♝3♝

898 60 11
                                    

Medya: Pamira

Pamira Akın

Zil gürültülü bir şekilde çalınca, kafamı sanki mümkünmüş gibi sıraya daha da gömerek vazoları saymaya başladım. Kuzu değil, vazo.

Vazo 1, vazo 2, vazo 3,....... Vazo,31-

"Psiko! Kalk lan sıradan, kantine ineceğim."

Bu kız harbiden cenabetti. Bilerek mi yaptı lan acaba?

Kafamı istemeye istemeye kaldırdım ve baygın bakışlarımı yüzüne diktim.

"Tostunu az önce bitirdin?" gözlerini devirdi.

"Sana ne lan? Belki şimdi acıktım, çekil hadi, yoksa ben çekerim!" ayaklarımı sıranın yan tarafına çekerek geçmesini sağladım.

Sıradan çıkar çıkmaz ellerini deri ceketinin ceplerine sokmuş, ve buz gibi ifadesiyle insanların yüzüne bakmadan sınıftan çıkmıştı.

Sude... Garip bir kızdı. Yani, dışardan birisi onu görseydi, böyle düşünürdü. Ama bize karşı tavrı tamamen değişikti.

Ayça, içi dışı bir gibi görünsede değildi işte. İçinde kopan fırtınaları bir biz biliyorduk.

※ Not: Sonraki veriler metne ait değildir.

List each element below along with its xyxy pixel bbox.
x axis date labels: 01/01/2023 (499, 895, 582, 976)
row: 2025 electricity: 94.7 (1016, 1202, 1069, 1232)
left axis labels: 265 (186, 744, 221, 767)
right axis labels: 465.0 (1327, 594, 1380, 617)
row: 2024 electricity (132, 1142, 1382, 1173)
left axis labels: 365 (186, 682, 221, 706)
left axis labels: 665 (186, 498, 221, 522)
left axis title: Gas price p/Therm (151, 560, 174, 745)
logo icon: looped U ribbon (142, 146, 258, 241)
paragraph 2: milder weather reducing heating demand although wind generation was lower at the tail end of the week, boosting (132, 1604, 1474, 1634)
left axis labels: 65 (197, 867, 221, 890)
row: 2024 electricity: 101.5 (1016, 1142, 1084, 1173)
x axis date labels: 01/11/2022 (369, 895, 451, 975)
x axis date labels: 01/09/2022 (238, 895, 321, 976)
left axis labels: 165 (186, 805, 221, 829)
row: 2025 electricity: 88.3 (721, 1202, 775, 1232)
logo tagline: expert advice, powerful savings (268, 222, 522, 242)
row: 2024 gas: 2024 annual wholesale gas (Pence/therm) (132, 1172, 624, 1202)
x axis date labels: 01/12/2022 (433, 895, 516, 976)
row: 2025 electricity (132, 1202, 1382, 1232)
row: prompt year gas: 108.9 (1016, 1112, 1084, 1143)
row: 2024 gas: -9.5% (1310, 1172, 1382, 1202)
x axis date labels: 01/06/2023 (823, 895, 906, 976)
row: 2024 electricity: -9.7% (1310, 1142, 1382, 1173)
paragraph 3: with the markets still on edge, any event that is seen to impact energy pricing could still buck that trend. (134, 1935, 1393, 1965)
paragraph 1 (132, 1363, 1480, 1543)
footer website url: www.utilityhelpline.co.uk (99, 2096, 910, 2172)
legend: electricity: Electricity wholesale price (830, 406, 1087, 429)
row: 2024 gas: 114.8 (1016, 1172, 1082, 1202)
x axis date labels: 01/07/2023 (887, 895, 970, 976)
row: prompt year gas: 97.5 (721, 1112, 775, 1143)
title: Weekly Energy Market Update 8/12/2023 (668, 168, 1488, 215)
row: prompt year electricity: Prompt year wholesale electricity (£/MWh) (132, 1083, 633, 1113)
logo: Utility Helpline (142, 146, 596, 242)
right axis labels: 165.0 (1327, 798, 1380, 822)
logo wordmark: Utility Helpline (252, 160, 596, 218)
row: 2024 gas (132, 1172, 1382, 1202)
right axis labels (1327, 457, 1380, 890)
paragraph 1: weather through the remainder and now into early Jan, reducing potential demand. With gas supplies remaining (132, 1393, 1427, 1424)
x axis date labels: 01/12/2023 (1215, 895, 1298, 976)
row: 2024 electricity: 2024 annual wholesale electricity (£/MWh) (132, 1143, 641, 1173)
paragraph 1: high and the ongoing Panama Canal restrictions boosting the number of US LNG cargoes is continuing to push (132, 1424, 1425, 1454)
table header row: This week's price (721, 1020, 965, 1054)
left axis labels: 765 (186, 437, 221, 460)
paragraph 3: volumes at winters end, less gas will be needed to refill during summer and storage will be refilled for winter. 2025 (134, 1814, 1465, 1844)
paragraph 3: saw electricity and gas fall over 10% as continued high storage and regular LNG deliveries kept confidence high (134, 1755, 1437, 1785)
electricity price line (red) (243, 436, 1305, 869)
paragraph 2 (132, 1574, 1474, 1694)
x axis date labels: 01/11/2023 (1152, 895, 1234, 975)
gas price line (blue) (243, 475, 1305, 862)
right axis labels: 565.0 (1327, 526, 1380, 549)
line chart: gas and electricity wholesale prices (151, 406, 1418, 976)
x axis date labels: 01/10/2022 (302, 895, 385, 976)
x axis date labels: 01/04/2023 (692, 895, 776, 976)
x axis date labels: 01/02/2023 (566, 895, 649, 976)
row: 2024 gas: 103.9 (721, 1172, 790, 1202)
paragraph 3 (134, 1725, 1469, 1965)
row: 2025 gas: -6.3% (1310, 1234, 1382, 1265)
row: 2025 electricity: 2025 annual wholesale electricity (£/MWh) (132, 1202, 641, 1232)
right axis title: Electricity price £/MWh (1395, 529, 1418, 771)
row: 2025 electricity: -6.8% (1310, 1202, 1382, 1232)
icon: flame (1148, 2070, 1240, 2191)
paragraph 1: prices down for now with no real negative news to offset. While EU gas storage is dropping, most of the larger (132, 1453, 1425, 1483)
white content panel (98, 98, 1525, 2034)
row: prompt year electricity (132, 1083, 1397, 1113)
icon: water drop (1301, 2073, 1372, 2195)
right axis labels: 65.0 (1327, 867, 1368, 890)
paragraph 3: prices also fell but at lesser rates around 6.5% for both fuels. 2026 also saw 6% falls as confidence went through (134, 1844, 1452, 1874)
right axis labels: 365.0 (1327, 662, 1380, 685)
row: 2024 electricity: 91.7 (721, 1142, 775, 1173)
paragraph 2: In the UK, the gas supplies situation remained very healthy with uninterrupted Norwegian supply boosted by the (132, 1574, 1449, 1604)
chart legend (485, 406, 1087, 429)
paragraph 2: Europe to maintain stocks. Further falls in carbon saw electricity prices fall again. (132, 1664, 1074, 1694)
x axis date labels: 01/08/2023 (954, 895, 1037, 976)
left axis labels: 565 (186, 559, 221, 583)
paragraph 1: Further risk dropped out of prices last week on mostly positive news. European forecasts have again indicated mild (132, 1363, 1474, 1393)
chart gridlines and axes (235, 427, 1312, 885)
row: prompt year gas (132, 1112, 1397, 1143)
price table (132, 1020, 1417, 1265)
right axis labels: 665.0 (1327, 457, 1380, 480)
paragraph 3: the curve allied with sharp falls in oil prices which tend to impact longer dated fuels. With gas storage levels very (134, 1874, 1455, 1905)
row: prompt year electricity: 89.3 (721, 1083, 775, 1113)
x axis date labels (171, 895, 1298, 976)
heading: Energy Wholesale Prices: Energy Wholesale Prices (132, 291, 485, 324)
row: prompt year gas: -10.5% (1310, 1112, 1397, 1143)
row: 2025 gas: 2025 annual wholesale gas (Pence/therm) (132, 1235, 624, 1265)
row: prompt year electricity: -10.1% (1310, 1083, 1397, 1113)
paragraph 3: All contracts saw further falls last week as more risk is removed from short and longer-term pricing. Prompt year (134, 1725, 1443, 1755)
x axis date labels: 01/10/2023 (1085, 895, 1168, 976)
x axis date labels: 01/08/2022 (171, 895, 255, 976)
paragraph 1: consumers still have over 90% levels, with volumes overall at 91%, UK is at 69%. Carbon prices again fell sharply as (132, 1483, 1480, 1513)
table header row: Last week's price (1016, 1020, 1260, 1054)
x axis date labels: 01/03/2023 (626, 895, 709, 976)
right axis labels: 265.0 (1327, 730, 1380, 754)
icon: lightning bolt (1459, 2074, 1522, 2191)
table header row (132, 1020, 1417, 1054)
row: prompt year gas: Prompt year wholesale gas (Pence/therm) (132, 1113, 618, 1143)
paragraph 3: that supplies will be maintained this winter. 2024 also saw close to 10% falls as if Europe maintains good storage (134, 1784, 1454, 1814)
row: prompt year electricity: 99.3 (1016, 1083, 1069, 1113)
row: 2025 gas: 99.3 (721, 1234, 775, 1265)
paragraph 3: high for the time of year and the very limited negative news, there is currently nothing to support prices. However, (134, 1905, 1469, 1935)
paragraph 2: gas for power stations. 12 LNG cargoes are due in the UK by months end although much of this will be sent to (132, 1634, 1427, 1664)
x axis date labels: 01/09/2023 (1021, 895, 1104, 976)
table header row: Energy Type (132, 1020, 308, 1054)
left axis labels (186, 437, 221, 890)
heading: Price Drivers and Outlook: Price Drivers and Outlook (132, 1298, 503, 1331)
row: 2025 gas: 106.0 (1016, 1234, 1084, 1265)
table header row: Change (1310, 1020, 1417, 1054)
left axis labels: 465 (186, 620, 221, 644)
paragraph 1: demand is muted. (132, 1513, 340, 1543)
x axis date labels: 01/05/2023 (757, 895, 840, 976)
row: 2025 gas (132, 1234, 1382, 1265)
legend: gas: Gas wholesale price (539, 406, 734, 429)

Sude soğuk birisi olsada, fazlasıyla fedakardı. Yani bize göre.

Hala Sude'nin arkasından bakmaya devam ettiğimi fark edince başımı sağa-sola salladım. Uykusuzluk iyice kafa yapmıştı.

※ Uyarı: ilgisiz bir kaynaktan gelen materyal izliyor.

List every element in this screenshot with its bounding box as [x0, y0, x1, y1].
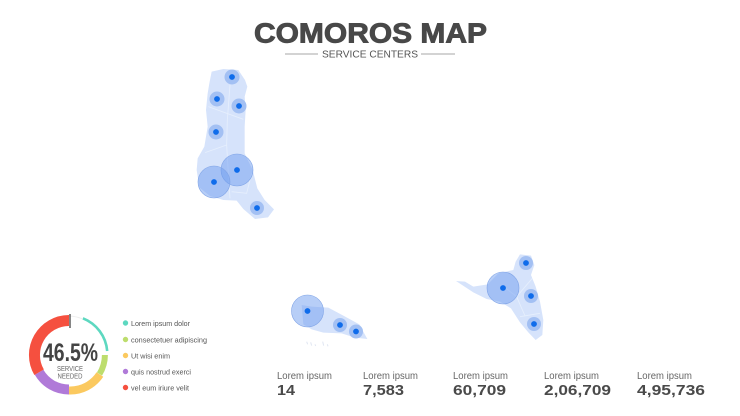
marker: large	[487, 272, 519, 304]
stat: 4,95,736: Lorem ipsum	[637, 371, 692, 382]
stat: 14: 14	[277, 382, 296, 399]
stat: 2,06,709: 2,06,709	[544, 382, 611, 399]
stat: 2,06,709: Lorem ipsum	[544, 371, 599, 382]
marker: large west	[198, 166, 230, 198]
legend item: red: vel eum iriure velit	[131, 384, 189, 392]
segment: purple	[39, 372, 69, 390]
donut value: SERVICE	[57, 366, 83, 373]
stat: 7,583: Lorem ipsum	[363, 371, 418, 382]
map: large island	[197, 69, 274, 219]
donut value	[43, 339, 98, 380]
marker: south	[527, 317, 541, 331]
legend item: green: consectetuer adipiscing	[131, 336, 207, 344]
track	[69, 316, 82, 319]
map: right island	[456, 254, 543, 340]
stat: 4,95,736: 4,95,736	[637, 382, 705, 399]
marker: east	[349, 324, 363, 338]
legend	[123, 319, 207, 392]
marker: south	[250, 201, 264, 215]
legend item: yellow: Ut wisi enim	[131, 352, 170, 360]
marker: north west	[210, 92, 224, 106]
marker: large east	[221, 154, 253, 186]
stat: 7,583	[363, 371, 418, 399]
marker: north east	[232, 98, 246, 114]
stat: 14: Lorem ipsum	[277, 371, 332, 382]
segment: green	[100, 355, 105, 374]
legend item: teal: Lorem ipsum dolor	[131, 319, 191, 328]
stat: 7,583: 7,583	[363, 382, 404, 399]
stat: 60,709: Lorem ipsum	[453, 371, 508, 382]
marker: large	[292, 295, 324, 327]
donut chart	[34, 314, 107, 391]
donut value: 46.5%	[43, 339, 98, 367]
donut value: NEEDED	[58, 374, 82, 380]
stat: 60,709: 60,709	[453, 382, 506, 399]
legend item: purple: quis nostrud exerci	[131, 368, 191, 376]
marker: east	[524, 289, 538, 303]
marker: middle	[333, 318, 347, 332]
segment: red	[34, 320, 69, 372]
subtitle: service centers: SERVICE CENTERS	[322, 50, 418, 60]
title: COMOROS MAP	[254, 18, 487, 48]
segment: teal	[83, 318, 107, 351]
stat: 2,06,709	[544, 371, 611, 399]
marker: north	[519, 256, 533, 270]
segment: yellow	[69, 374, 100, 391]
map: small island	[292, 295, 367, 346]
marker: north	[224, 70, 240, 84]
marker: centre	[208, 124, 224, 140]
start tick	[69, 314, 71, 328]
stat: 4,95,736	[637, 371, 705, 399]
stat: 60,709	[453, 371, 508, 399]
stat: 14	[277, 371, 332, 399]
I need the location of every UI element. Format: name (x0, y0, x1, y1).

"Ne sınavından bahsediyorsun sen okulla cehennemi karıştırmışsın! Çık o sınavdan o derslerden sen beni hep öğrenci var saymışsın!"

Songül'e taş çıkaran sesiyle sınıfa giren Ayça'ya dik dik baktım. Bir tanesi bile mi normal olmazdı? Bir tanesi?

"Psikoaşkem, naber?" yanağımı öperek sıranın yan tarafına atladı.

Çaktırmadan yanağımı sildim ve gülümsedim.

"Uykusuzum bebekim. Senden naber?" gülsede gözlerini devirmişti.

"Uykusuz olmadığın zamanı söyle be aşkem. Neyse, kanalizasyon pavyonlarında çıkan popü varlıklar gibiyim. Sude'nin deyimiyle; bok gibi." kaşlarımı çattım.

"Birisi bir şey mi yaptı?" gözlerini devirdi.

"Kim ne yapabilir, Allah aşkına? Tabi, edebiyatcı hariç. Kadın sınav yapacak ya! Ve haberi iki ders önce veriyor!" biz Sude ile sayısalcıyken, Ayça sözelciydi.

"Vay tipine soktuğumun kevaşesi." Sude, sakin ve soğuk tavrını takınarak sınıfa girsede, yüzüne gözüne bulaşmış ketçap ciddiyetini bozuyordu.

Bir dakika yemek yemeden duramıyordu, cidden biz topluca normal değiliz!

"Aynen ya! Soksana tipine Sudeaşkem? Kurtar beni şu karıdan bebeğim nolur?" kızacağını bile bile yanına kıvrıldı Ayça.

"Şimdi senin tipine sokacam ben, bekle. Lan eline koluna sahip çık, kaç defa diyeceğim kendimden hoşlanıyorum diye!" elindeki hamburgeri bırakmadan kafasına vurdu.

Evet, arkadaş ne kızlardan nede erkeklerden hoşlanıyordu. Her yönüyle farklı anasını satayım!

"Dün gece öyle demiyordun ama?"

Sude'nin biçimli kaşları tatlı bir sinirle çatıldı. Uyuz oluyordu, bunun ikimizde farkındaydık. Ama uyuz olunca çok tatlı oluyordu lan!

"Ar damarını siktirtme bana asalak. Faktır git sınıfına, yoksa ben fakacağım seni." düz sesi ve çatık kaşlarıyla hamburgerini yemeye devam etti.